23Bien d’autres projets d’aménagement territorial, en particulier ceux réalisés dans le cadre de l’Iirsa, sont à l’origine de conflits socioenvironnementaux du même acabit. Entre 2012 et 2017, la déforestation annuelle moyenne aurait en effet été de 220 000 hectares, avec un sommet en 2016 de 295 777 hectares déboisés selon le service des Forêts et des Terres. Près de 70 territoires autochtones et des centaines de villages et bourgades sont impliqués dans des conflits similaires à celui du Tipnis35. La question de la consultation préalable des populations locales y est souvent centrale. Dans les territoires et aires protégées Madidi et Pilón Lajas, la procédure de consultation n’a jamais eu lieu ou n’a duré que quelques jours pour l’ensemble des projets (route, complexe agro-industriel sucrier, pont, barrage El Bala, nouvelles concessions pétrolières). La population locale reste peu informée sur leur avancement et l’ampleur de leurs impacts36. En 2011, le peuple tacana, cotitulaire du territoire autochtone multiethnique II, dénonçait l’absence de consultation préalable, libre et informée sur le projet de couloir nord de l’Iirsa qui prévoit quelque 2 000 kilomètres de réseau asphalté devant longer 15 territoires autochtones et 5 aires protégées. Les représentants de ce peuple exprimaient leurs craintes quant aux effets sur la déforestation et le trafic illégal de bois vers le Pérou et le Brésil et exigeaient l’ouverture de négociations sur le tracé et des indemnisations le cas échéant. Le barrage de Cachuela Esperanza fait lui aussi l’objet d’une grande controverse. Sa construction impliquerait l’inondation d’une vaste zone de 690 km2, le déplacement de la population locale majoritairement composée d’autochtones et la réduction drastique des stocks de poissons dans une grande partie du bassin fluvial du Beni37. Depuis l’annonce du projet en 2008, aucune consultation n’a été proposée ni même évoquée. La centrale autochtone de la région amazonienne de Bolivie (Central indígena de la región amazónica de Bolivia – Cirabo) réclame en vain des informations et demande à être reconnue comme organisation représentative et interlocutrice. Face au silence prolongé de l’État bolivien, les peuples autochtones concernés réclament la suspension du projet.
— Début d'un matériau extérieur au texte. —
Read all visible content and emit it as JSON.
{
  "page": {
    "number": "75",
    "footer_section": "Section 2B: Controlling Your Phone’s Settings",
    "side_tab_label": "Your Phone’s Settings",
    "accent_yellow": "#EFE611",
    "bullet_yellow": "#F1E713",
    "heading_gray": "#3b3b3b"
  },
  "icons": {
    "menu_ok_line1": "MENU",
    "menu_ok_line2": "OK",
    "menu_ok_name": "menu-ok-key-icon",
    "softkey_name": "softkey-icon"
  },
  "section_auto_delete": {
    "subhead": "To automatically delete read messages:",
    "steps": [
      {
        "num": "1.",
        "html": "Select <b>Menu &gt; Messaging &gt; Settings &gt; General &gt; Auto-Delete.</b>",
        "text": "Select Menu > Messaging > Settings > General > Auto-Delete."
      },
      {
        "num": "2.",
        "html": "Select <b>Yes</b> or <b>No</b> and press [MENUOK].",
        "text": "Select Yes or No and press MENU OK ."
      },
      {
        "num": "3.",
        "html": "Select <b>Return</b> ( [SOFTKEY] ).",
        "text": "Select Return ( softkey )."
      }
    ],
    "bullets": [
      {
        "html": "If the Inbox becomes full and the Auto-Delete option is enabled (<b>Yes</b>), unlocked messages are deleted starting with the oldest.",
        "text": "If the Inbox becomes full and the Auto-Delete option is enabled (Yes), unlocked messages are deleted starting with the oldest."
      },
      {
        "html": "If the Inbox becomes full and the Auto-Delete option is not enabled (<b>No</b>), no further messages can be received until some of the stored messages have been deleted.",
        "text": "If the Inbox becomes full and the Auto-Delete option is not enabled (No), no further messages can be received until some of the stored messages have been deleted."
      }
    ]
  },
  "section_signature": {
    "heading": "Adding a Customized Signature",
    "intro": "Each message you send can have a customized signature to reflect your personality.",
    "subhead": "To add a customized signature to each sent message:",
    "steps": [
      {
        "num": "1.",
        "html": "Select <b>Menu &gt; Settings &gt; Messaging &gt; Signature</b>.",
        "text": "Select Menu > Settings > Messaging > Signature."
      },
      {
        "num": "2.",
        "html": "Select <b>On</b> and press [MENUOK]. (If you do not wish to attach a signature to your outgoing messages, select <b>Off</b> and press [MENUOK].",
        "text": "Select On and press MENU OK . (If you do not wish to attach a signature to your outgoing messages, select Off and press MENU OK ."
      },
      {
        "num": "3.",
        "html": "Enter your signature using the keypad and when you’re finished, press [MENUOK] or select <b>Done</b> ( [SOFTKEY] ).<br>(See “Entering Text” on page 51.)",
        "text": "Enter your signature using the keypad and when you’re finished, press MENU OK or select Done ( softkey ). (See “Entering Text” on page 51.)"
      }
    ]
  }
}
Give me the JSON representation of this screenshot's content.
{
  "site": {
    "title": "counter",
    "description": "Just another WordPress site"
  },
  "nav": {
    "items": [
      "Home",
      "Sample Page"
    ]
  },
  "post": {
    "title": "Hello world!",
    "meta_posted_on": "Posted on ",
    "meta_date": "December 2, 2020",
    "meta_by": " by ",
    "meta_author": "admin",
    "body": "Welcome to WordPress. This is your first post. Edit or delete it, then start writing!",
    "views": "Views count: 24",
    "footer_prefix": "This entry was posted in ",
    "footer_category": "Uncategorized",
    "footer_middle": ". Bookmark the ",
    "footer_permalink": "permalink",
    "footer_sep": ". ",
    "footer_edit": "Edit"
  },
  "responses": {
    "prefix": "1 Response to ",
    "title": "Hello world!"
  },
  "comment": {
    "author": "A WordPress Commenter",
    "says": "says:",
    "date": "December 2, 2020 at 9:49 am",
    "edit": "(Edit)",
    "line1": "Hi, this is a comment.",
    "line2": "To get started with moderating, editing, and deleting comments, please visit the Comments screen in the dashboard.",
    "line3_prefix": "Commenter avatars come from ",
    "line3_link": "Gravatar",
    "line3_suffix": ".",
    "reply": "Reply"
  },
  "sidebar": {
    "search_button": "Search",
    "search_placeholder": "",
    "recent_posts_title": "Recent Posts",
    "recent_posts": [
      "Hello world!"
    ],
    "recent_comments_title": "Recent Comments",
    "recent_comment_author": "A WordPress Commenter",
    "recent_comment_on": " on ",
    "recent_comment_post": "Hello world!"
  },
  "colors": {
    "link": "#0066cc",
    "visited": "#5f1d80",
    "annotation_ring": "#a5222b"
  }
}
24En 2011, les principales organisations autochtones du pays, la Cidob et le Conamaq, présentent auprès de l’Assemblée législative plurinationale (ALP) un projet de loi sur la consultation préalable visant à systématiser la consultation préalable, à définir de manière précise les règles et les modalités de procédure et à faciliter le consentement des populations locales. La proposition repose en grande partie sur les droits internationaux des peuples autochtones, en particulier la Convention 169 de l’Organisation internationale du travail sur les droits des peuples autochtones et tribaux (1989) et la Déclaration des Nations unies sur les droits des peuples autochtones (2007). Suite aux événements liés au Tipnis et sur l’insistance du Haut-Commissariat des Nations unies, le gouvernement d’Evo Morales juge, en 2012, nécessaire une loi-cadre de consultation. Toutes les organisations autochtones ne participent pas à l’élaboration du texte officiel. Seules celles qui sont proches du gouvernement y contribuent. En revanche, celles qui se présentent comme contestataires se voient marginalisées par le pouvoir et leur proposition déconsidérée. Depuis lors prédominent le statu quo et une certaine confusion. Pas moins de cinq propositions circulent. La Cidob, le Conamaq et l’Assemblée du peuple guaraní (APG) non affiliés au MAS refusent le projet de loi gouvernementale, estimant que leurs propositions ont été ignorées et qu’elles n’avaient pas participé au débat. Le traitement du texte officiel par l’ALP s’est vu reporté à plusieurs reprises. À n’en pas douter, le moment venu devrait générer un regain de tension sociale et politique. Au travers de leurs actions pour la consultation préalable, les peuples autochtones se trouvent, une nouvelle fois, à l’avant-garde de mobilisations sociales et de propositions autour du droit à la participation politique qui entraînent et impliquent des secteurs non autochtones. La consultation et le consentement comme forme de participation à la prise de décision deviennent l’affaire de tous, autochtones et non-autochtones, notamment au travers des conflits socioenvironnementaux qui se multiplient en Bolivie comme dans les cas du Tipnis, de Cachuela Esperanza et des divers projets routiers inscrits dans le cadre de l’Iirsa38.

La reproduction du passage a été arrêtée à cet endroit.